Chronique | Le Maître et Marguerite de Mikhaïl Boulgakov

Tout est chaos…

 

Boulgakov, chevalier de l’apocalypse ou émissaire de la liberté ? Dans la nouvelle traduction de Le Maître et Marguerite parue aux Éditions Inculte, André Markowicz et Françoise Morvan nous restituent toute la beauté incisive de ses mots.

 

Dans les années 30 à Moscou, tandis que la liberté d’expression n’est qu’une vague chimère, Mikhaïl Boulgakov, écrivain impertinent, décide de se soustraire à la sclérose du milieu littéraire en empruntant les chemins de son imaginaire. Il s’y réfugiera longuement, y trouvant un espace de liberté et de créativité absolues dans lequel il pourra méticuleusement s’attaquer au réalisme social. Quelques cinq-cents pages plus tard, sa bombe A est née, cachée sous un titre presque candide : Le Maître et Marguerite. Une détonation dans le monde de la littérature, qui résonne encore aujourd’hui.

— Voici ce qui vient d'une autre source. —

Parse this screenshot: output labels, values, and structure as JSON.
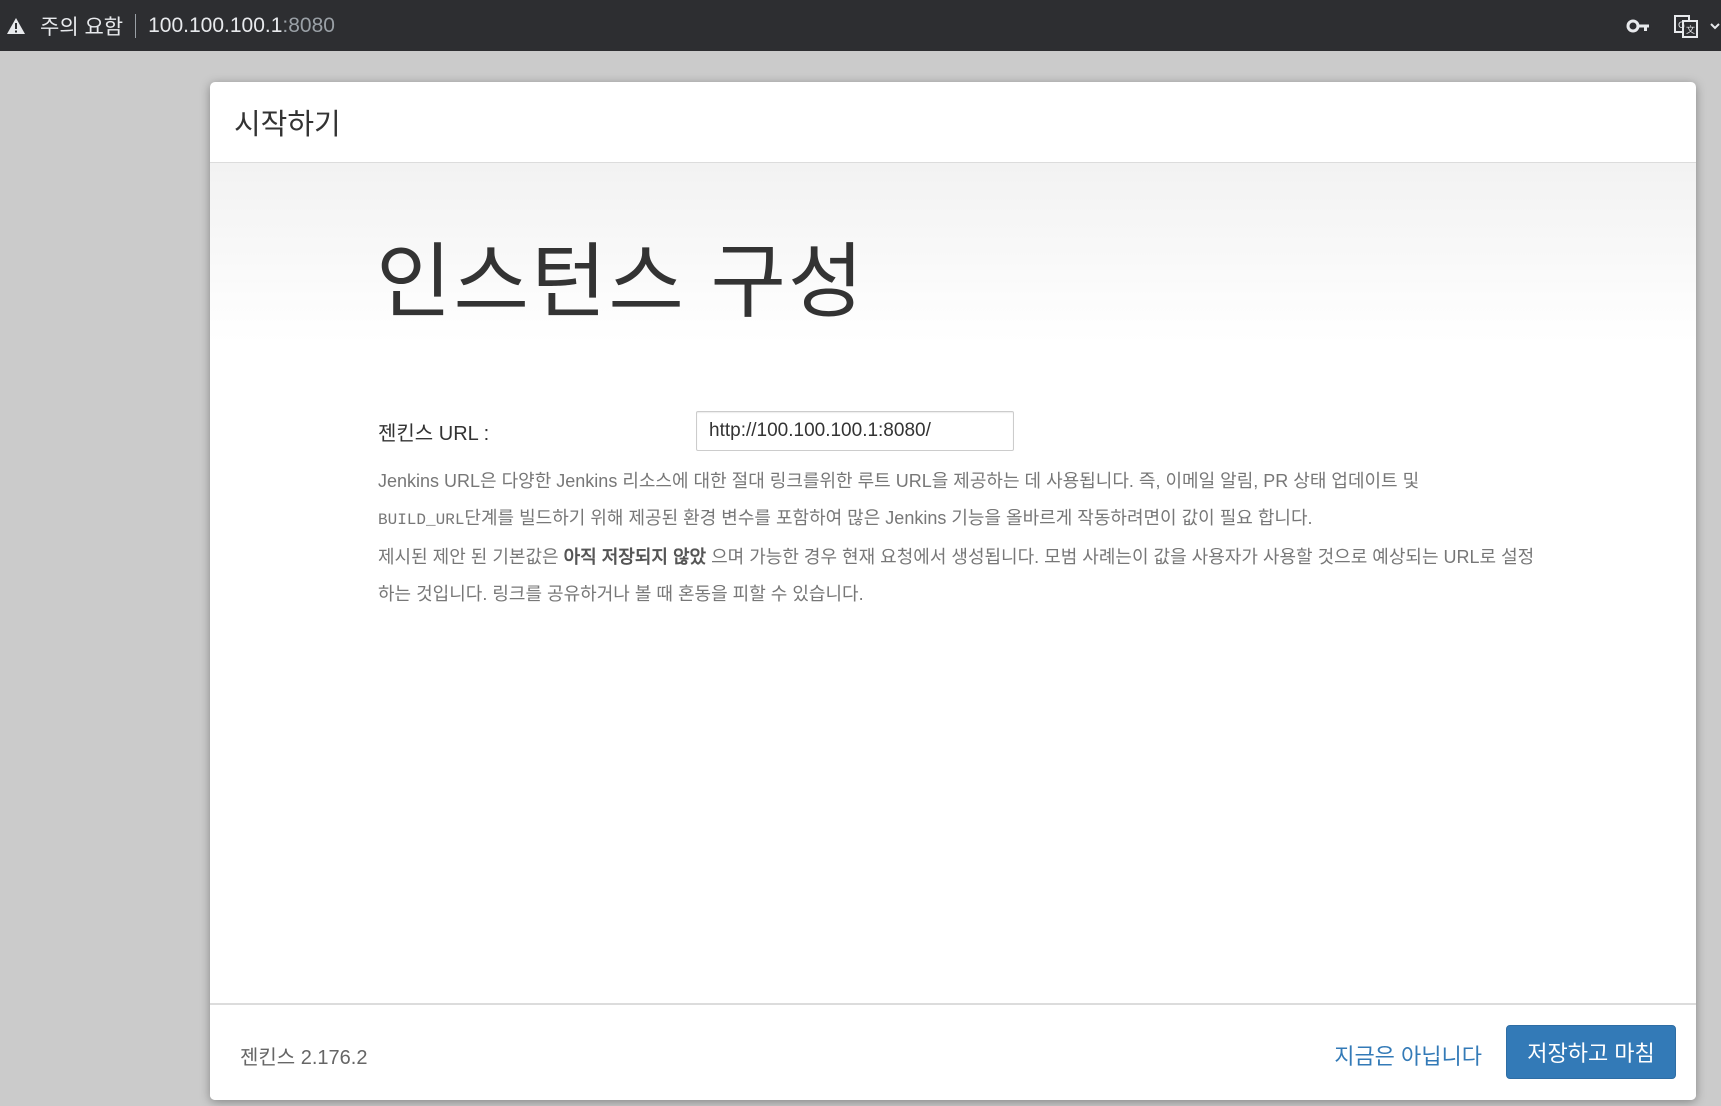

À la manière d’un Dostoïevski sous speed, Boulgakov, par son excentricité ravageuse, décape dans ce roman apocalyptique un grand nombre de thématiques. Passent successivement à la moulinette : le régime moscovite alors en vigueur, la médiocrité des milieux artistiques et bureaucratiques, la religion. Seul l’amour ayant su prouver son authenticité en ressortira intact.

Ce sera donc sur les ultimes vestiges d’une société dépouillée de toute trace d’enchantement que le récit va se mouvoir en une succession d’extravagances mettant en scène un Ponce Pilate tourmenté, Jésus de Nazareth, le diable Woland et sa bande de farceurs, ou encore un chat qui parle. Mais Le Maître et Marguerite n’est pas une vaste série de gags menés à une allure endiablée, de situations burlesques sans queue ni tête et de personnages à la face instable : c’est le reflet d’un monde névrosé. Car si dans le monde décrit par Boulgakov la folie est la norme, c’est bien l’œuvre perverse de l’idéologie, en l’occurrence stalinienne, qui va pousser le rationalisme jusqu’au délire institutionnalisé. Il ne nous reste plus qu’à contempler la ville s’effondrer joyeusement.

Satire et sorcellerie, amour et anarchie… avec ce livre, un shoot d’émotions fortes vous sera administré. De quoi vous immuniser durablement contre l’ennui émaillant vos journées confinées.